Sugars four carbons and longer tend to “bite” in on themselves, like a snake biting its own tail. What this means is that a molecule that has both an OH and an aldehyde (or ketone) can have the OH add to the aldehyde (or ketone), forming acyclic hemiacetal.
Here’s something important to remember: the same pattern of bonds formed/bonds broken applies for the cyclic case. But it often weirds students out when they see this the first few times. Try to get over the weirdness – it’s the same pattern of bonds forming and breaking.
This has two important consequences for sugars.
First, a phenomenon called “mutarotation”. look at the configuration of glucose on the C-1 (hemiacetal) carbon below. Notice something?
It’s a stereocenter!
There’s something interesting about this stereocenter, however. If you take the molecule on the left (called “beta-glucose”) – more details on alpha and beta here– something interesting happens. After a period of time, if we examine the molecule in solution, we’ll find that something has changed. It’s not 100% in that configuration at C-1 anymore. For glucose, we’ll observe that after a while we get a mixture of about 64% of the “beta” form (on the left) and 36% of the “alpha” form (on the right).
What’s going on?
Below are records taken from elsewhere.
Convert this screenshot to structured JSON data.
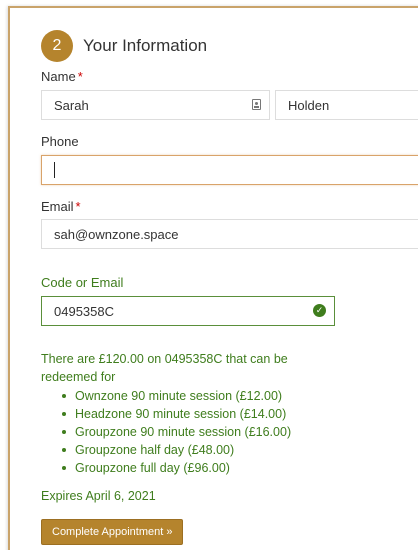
{
  "step": {
    "number": "2",
    "title": "Your Information"
  },
  "name": {
    "label": "Name",
    "required_mark": "*",
    "first_value": "Sarah",
    "last_value": "Holden"
  },
  "phone": {
    "label": "Phone",
    "value": ""
  },
  "email": {
    "label": "Email",
    "required_mark": "*",
    "value": "sah@ownzone.space"
  },
  "code": {
    "label": "Code or Email",
    "value": "0495358C"
  },
  "redeem": {
    "message": "There are £120.00 on 0495358C that can be redeemed for",
    "options": [
      "Ownzone 90 minute session (£12.00)",
      "Headzone 90 minute session (£14.00)",
      "Groupzone 90 minute session (£16.00)",
      "Groupzone half day (£48.00)",
      "Groupzone full day (£96.00)"
    ],
    "expires": "Expires April 6, 2021"
  },
  "submit_label": "Complete Appointment »",
  "icons": {
    "contact_card": "contact-card-icon",
    "valid_check": "check-circle-icon"
  },
  "colors": {
    "accent": "#b5842d",
    "success": "#3f7d1d",
    "required": "#cc0000"
  }
}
Well, that ring is opening! And we form an aldehyde in the process, which (being flat) can then be attacked from two different directions, leading to the beta and alpha forms respectively.
This puzzled early organic chemists, because they’d observe that the optical rotation of a sugar would initially change with time, until reaching a stable value. They gave this phenomenon the name “mutarotation”.
The second consequence of this equilibrium is the following.
Even though these sugars spend 99% of their time in the closed form, it’s still possible for reagents to react with the open-form aldehyde.
Think of a groundhog that spends 99% of its time underground, but has to come to the surface occasionally. A patient hunter can just wait by the hole until the rodent shows itself – and then blast away. Similarly, although a reducing agent like sodium borohydride (NaBH4) won’t react with a sugar in its closed form, as soon as the open form is created, blam! the reactive aldehyde is reduced to an alcohol.
Sugars with hemiacetals are called reducing sugars for that reason – they can be reduced to alcohols because they are in equilibrium with an open form.
On the other hand, sugars which do not contain hemiacetals (or aldehydes) will not be in equilibrium with their open form, are completely inert to sodium borohydride, These are not reducing sugars.
Tomorrow – let’s start wrapping up Org 2 and start talking about important exam tips.
Thanks for reading! James
* Why is this? Remember from Org 1 that in the chair conformer of cyclohexane, all C-C bonds are perfectly staggered with respect to each other, so steric repulsions are minimized.